Öldükten sonra dirilmeyi, dünyada yapıp ettiklerinden hesaba çekilmeyi inkâr eden, bu konuları anlatan âyetleri alaya alan müşriklere, yanlış yollarında devam ettikleri takdirde nelerle karşılaşacakları daha detaylı olarak açıklanmak suretiyle imana gelmeleri teşvik edilmektedir.

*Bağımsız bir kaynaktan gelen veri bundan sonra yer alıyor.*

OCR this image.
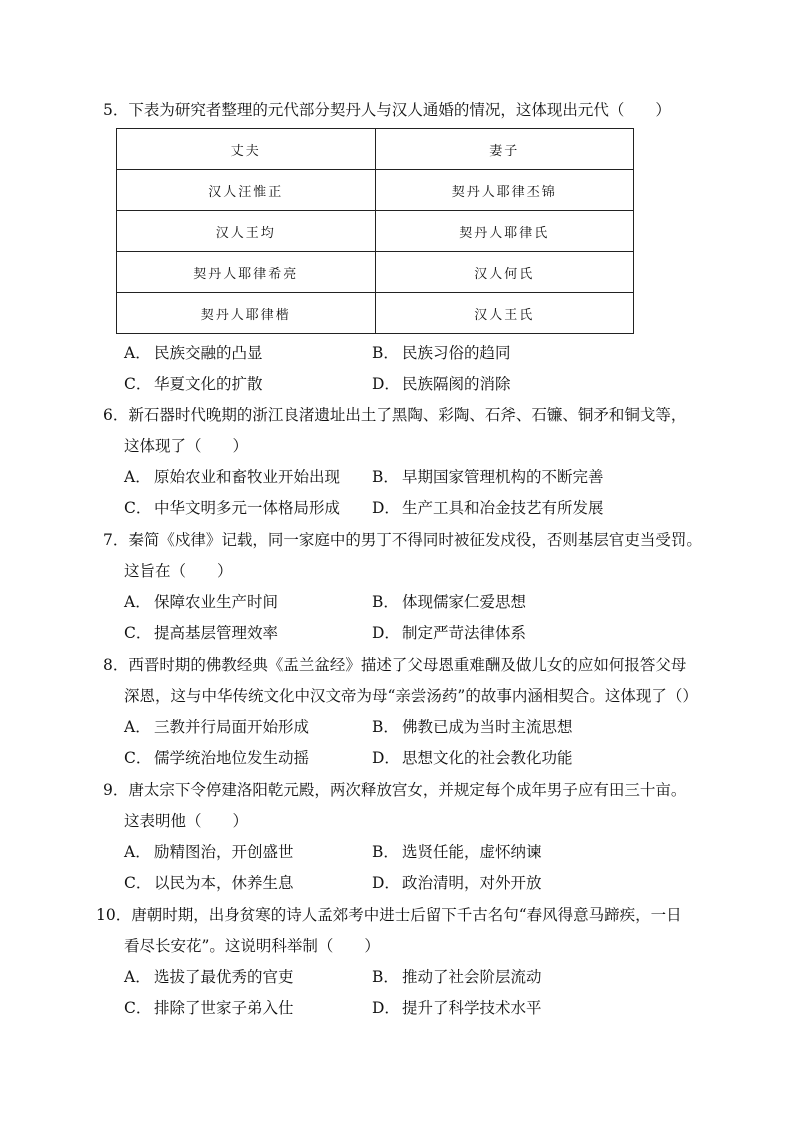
5．下表为研究者整理的元代部分契丹人与汉人通婚的情况，这体现出元代（　　）
丈夫	妻子
汉人汪惟正	契丹人耶律丕锦
汉人王均	契丹人耶律氏
契丹人耶律希亮	汉人何氏
契丹人耶律楷	汉人王氏
A． 民族交融的凸显	B． 民族习俗的趋同
C． 华夏文化的扩散	D． 民族隔阂的消除
6．新石器时代晚期的浙江良渚遗址出土了黑陶、彩陶、石斧、石镰、铜矛和铜戈等，
这体现了（　　）
A． 原始农业和畜牧业开始出现 B． 早期国家管理机构的不断完善
C． 中华文明多元一体格局形成 D． 生产工具和冶金技艺有所发展
7．秦简《戍律》记载，同一家庭中的男丁不得同时被征发戍役，否则基层官吏当受罚。
这旨在（　　）
A． 保障农业生产时间	B． 体现儒家仁爱思想
C． 提高基层管理效率	D． 制定严苛法律体系
8．西晋时期的佛教经典《盂兰盆经》描述了父母恩重难酬及做儿女的应如何报答父母
深恩，这与中华传统文化中汉文帝为母“亲尝汤药”的故事内涵相契合。这体现了（）
A． 三教并行局面开始形成	B． 佛教已成为当时主流思想
C． 儒学统治地位发生动摇	D． 思想文化的社会教化功能
9．唐太宗下令停建洛阳乾元殿，两次释放宫女，并规定每个成年男子应有田三十亩。
这表明他（　　）
A． 励精图治，开创盛世	B． 选贤任能，虚怀纳谏
C． 以民为本，休养生息	D． 政治清明，对外开放
10．唐朝时期，出身贫寒的诗人孟郊考中进士后留下千古名句“春风得意马蹄疾，一日
看尽长安花”。这说明科举制（　　）
A． 选拔了最优秀的官吏	B． 推动了社会阶层流动
C． 排除了世家子弟入仕	D． 提升了科学技术水平
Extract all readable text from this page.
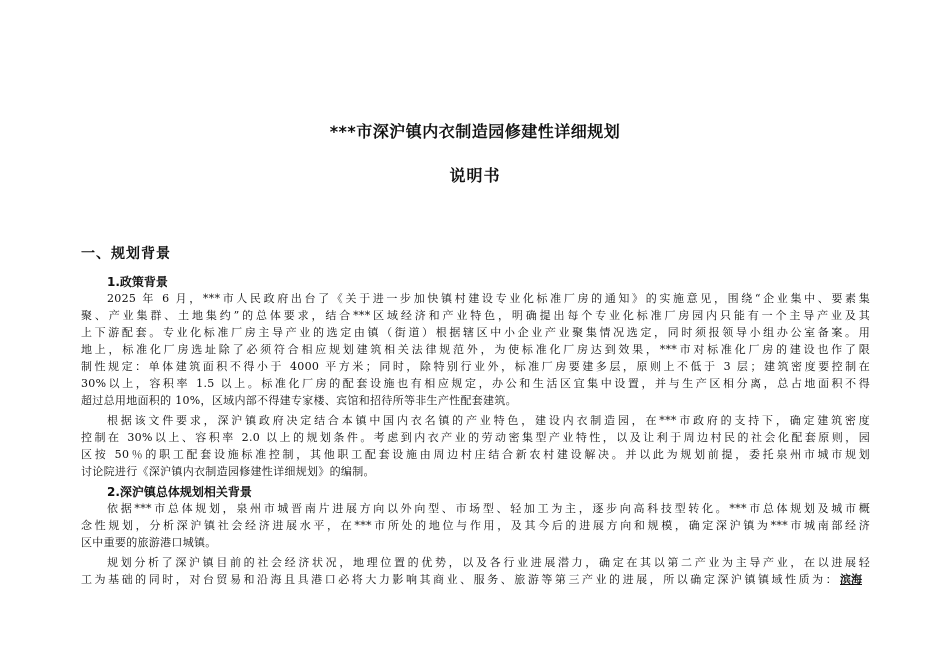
***市深沪镇内衣制造园修建性详细规划
说明书
一、规划背景
1.政策背景
2025 年 6 月，***市人民政府出台了《关于进一步加快镇村建设专业化标准厂房的通知》的实施意见，围绕“企业集中、要素集
聚、产业集群、土地集约”的总体要求，结合***区域经济和产业特色，明确提出每个专业化标准厂房园内只能有一个主导产业及其
上下游配套。专业化标准厂房主导产业的选定由镇（街道）根据辖区中小企业产业聚集情况选定，同时须报领导小组办公室备案。用
地上，标准化厂房选址除了必须符合相应规划建筑相关法律规范外，为使标准化厂房达到效果，***市对标准化厂房的建设也作了限
制性规定：单体建筑面积不得小于 4000 平方米；同时，除特别行业外，标准厂房要建多层，原则上不低于 3 层；建筑密度要控制在
30%以上，容积率 1.5 以上。标准化厂房的配套设施也有相应规定，办公和生活区宜集中设置，并与生产区相分离，总占地面积不得
超过总用地面积的 10%，区域内部不得建专家楼、宾馆和招待所等非生产性配套建筑。
根据该文件要求，深沪镇政府决定结合本镇中国内衣名镇的产业特色，建设内衣制造园，在***市政府的支持下，确定建筑密度
控制在 30%以上、容积率 2.0 以上的规划条件。考虑到内衣产业的劳动密集型产业特性，以及让利于周边村民的社会化配套原则，园
区按 50％的职工配套设施标准控制，其他职工配套设施由周边村庄结合新农村建设解决。并以此为规划前提，委托泉州市城市规划
讨论院进行《深沪镇内衣制造园修建性详细规划》的编制。
2.深沪镇总体规划相关背景
依据***市总体规划，泉州市城晋南片进展方向以外向型、市场型、轻加工为主，逐步向高科技型转化。***市总体规划及城市概
念性规划，分析深沪镇社会经济进展水平，在***市所处的地位与作用，及其今后的进展方向和规模，确定深沪镇为***市城南部经济
区中重要的旅游港口城镇。
规划分析了深沪镇目前的社会经济状况，地理位置的优势，以及各行业进展潜力，确定在其以第二产业为主导产业，在以进展轻
工为基础的同时，对台贸易和沿海且具港口必将大力影响其商业、服务、旅游等第三产业的进展，所以确定深沪镇镇域性质为： 滨海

Dünyada topluluklar (kavimler, kabileler, ümmetler, milletler...) sosyal gruplar olarak ayrılmış, her grup da kendi içinde alt bölünmelere tâbi tutulmuş, insanlık tarihinde birçok yer ve zamanda bu gruplar ayrı defterlere kaydedilmiş, burada grubun her ferdi için de bir hâne açılmıştır. Âyetlerden anlaşıldığına göre âhiret hesabı bakımından da hem gruplara birer defter tahsis edilmiş, hem de her bir ferdin yapıp ettikleri kayda geçirilmiştir.

 

Kur'an Yolu Tefsiri Cilt: 5 Sayfa: 22-23
 

وَاِذَا ق۪يلَ اِنَّ وَعْدَ اللّٰهِ حَقٌّ وَالسَّاعَةُ لَا رَيْبَ ف۪يهَا

 

وَ  atıf harfidir. Matuf ve matufun aleyhin hükümde ortak olduğunu belirtir. İkisi arasında tertip (sıra) olduğunu göstermez. Vav ile yapılan atıfta matuf ve matufun aleyh yer değiştirebilir. (Arapça Dilbilgisi Ayetlerle Nahiv Bilgisi)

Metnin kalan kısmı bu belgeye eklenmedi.